I dream of a judgment-free society where people would acknowledge labels instead of emotionally responding to their associated connotations. Chances that we can erase that divisive boundaries are as slim as money growing on trees. Ironically within their own exclusive network, these highbrow educations further reinforce social hierarchy by planting their version of prejudicial superficiality in students. During orientation at Columbia, my friend was greeted with announcements like “NYU students are just Columbia’s rejects.” Michael Lewis, in his Princeton Baccalaureate 2012 address, emphasized luck factoring in success, that successful people often negate “… lucky that a place like Princeton exists that can take in lucky people, introduce them to other lucky people, and increasing their chances of becoming even luckier.”
Personally, I don’t go to any Ivy League or prestigious colleges in nature.
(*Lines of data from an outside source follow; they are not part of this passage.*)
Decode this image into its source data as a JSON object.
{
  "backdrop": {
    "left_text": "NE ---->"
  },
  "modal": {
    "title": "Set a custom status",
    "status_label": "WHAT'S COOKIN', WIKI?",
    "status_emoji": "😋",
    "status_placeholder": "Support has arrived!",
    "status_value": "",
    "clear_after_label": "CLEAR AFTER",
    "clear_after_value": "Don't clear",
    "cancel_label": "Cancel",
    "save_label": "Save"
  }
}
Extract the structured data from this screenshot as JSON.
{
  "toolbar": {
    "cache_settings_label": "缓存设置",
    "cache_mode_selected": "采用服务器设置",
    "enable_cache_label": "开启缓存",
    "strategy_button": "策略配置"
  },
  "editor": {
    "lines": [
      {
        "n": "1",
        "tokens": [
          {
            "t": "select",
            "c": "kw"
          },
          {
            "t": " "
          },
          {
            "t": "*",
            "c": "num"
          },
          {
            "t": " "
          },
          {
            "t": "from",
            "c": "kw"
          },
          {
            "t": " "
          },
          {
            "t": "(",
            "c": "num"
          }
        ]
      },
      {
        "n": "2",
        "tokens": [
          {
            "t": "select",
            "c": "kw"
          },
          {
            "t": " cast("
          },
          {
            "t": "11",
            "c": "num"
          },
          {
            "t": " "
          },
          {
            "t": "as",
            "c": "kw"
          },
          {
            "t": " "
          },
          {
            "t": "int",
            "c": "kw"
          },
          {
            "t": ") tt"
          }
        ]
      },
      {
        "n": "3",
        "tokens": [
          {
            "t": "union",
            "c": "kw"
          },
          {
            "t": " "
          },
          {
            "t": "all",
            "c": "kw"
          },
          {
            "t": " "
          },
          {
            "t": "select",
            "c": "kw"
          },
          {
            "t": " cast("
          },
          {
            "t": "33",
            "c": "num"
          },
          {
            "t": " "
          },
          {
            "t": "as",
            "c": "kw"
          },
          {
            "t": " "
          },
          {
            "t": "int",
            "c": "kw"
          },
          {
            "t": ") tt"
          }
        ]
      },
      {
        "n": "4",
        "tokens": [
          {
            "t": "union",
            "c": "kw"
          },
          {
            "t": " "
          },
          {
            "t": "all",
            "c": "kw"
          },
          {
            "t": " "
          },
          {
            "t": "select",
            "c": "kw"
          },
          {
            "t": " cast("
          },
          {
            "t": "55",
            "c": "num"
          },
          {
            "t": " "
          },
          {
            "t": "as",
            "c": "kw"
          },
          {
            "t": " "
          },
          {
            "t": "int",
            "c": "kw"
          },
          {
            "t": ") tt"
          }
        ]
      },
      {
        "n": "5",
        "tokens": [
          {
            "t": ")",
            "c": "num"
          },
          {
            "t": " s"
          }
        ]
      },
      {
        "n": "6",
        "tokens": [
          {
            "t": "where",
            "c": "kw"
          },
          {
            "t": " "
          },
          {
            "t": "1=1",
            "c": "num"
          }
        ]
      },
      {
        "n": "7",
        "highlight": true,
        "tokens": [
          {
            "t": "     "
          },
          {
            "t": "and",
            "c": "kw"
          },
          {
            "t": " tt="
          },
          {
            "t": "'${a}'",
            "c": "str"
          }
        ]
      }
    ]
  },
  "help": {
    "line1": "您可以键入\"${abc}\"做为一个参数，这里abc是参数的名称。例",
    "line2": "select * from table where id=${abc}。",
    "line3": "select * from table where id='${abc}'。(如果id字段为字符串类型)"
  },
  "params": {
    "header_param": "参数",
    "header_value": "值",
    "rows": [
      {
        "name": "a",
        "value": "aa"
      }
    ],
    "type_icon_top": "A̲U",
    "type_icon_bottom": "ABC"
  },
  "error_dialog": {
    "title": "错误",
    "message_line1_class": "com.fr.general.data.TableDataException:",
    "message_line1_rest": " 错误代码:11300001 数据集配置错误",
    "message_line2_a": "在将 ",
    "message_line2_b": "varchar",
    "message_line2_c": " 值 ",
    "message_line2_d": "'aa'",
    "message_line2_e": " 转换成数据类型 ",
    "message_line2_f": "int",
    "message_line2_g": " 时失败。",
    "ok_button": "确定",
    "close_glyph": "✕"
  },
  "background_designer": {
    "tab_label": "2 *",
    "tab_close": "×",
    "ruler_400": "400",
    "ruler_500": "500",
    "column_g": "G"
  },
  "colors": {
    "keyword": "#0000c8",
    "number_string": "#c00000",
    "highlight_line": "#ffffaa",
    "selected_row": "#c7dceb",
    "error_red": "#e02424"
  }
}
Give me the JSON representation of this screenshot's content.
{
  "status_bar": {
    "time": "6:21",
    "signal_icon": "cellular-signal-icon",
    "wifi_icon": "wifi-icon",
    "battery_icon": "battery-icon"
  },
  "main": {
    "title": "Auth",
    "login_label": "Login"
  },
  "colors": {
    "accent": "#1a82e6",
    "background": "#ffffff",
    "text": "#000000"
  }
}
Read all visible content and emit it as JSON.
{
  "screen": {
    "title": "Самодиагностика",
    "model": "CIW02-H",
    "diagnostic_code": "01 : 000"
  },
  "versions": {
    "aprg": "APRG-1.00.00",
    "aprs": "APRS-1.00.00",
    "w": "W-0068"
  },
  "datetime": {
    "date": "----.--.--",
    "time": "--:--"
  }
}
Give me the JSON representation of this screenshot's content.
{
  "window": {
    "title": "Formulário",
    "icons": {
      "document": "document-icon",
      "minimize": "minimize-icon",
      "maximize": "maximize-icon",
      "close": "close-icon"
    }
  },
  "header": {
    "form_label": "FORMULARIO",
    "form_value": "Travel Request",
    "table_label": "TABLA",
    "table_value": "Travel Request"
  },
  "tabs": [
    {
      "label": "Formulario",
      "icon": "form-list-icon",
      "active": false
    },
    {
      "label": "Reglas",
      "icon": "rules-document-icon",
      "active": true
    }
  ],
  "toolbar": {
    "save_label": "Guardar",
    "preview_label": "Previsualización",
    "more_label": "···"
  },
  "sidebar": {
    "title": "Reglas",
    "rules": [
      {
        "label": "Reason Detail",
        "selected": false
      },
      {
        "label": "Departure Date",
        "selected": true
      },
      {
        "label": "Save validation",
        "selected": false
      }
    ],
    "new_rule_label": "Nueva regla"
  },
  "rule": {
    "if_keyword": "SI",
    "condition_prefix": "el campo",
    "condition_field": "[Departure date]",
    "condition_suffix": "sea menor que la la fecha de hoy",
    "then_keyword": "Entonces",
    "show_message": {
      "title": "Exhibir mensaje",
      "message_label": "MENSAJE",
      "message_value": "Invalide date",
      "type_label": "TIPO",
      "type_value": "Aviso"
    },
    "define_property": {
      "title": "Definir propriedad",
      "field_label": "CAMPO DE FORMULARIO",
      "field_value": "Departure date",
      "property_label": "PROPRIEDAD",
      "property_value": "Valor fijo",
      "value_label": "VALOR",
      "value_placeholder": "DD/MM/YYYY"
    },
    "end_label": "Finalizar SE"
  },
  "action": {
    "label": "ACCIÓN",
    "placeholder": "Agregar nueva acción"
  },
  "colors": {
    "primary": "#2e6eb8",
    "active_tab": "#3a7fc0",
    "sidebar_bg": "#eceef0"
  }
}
Have I ever dreamt of it? You bet I did. But the current degree I’m pursuing, though might not be as well-known and impressive, is a honorable education in its own right. Best thing about my Ivy League friends is our intellectual exchanges. I’ve grown up to the point in my life where I can appreciate a person for who they are, their actions, their talents, their opinions instead of the labels attached with their background. Or so I strive to be.
There are always two or more sides to a subject matter and neither is superior, they’re just different. When put together, they shed light on perspectives that might conspire to complete a picture. As long as we’re not shut down by jealousy and exclusivity that is.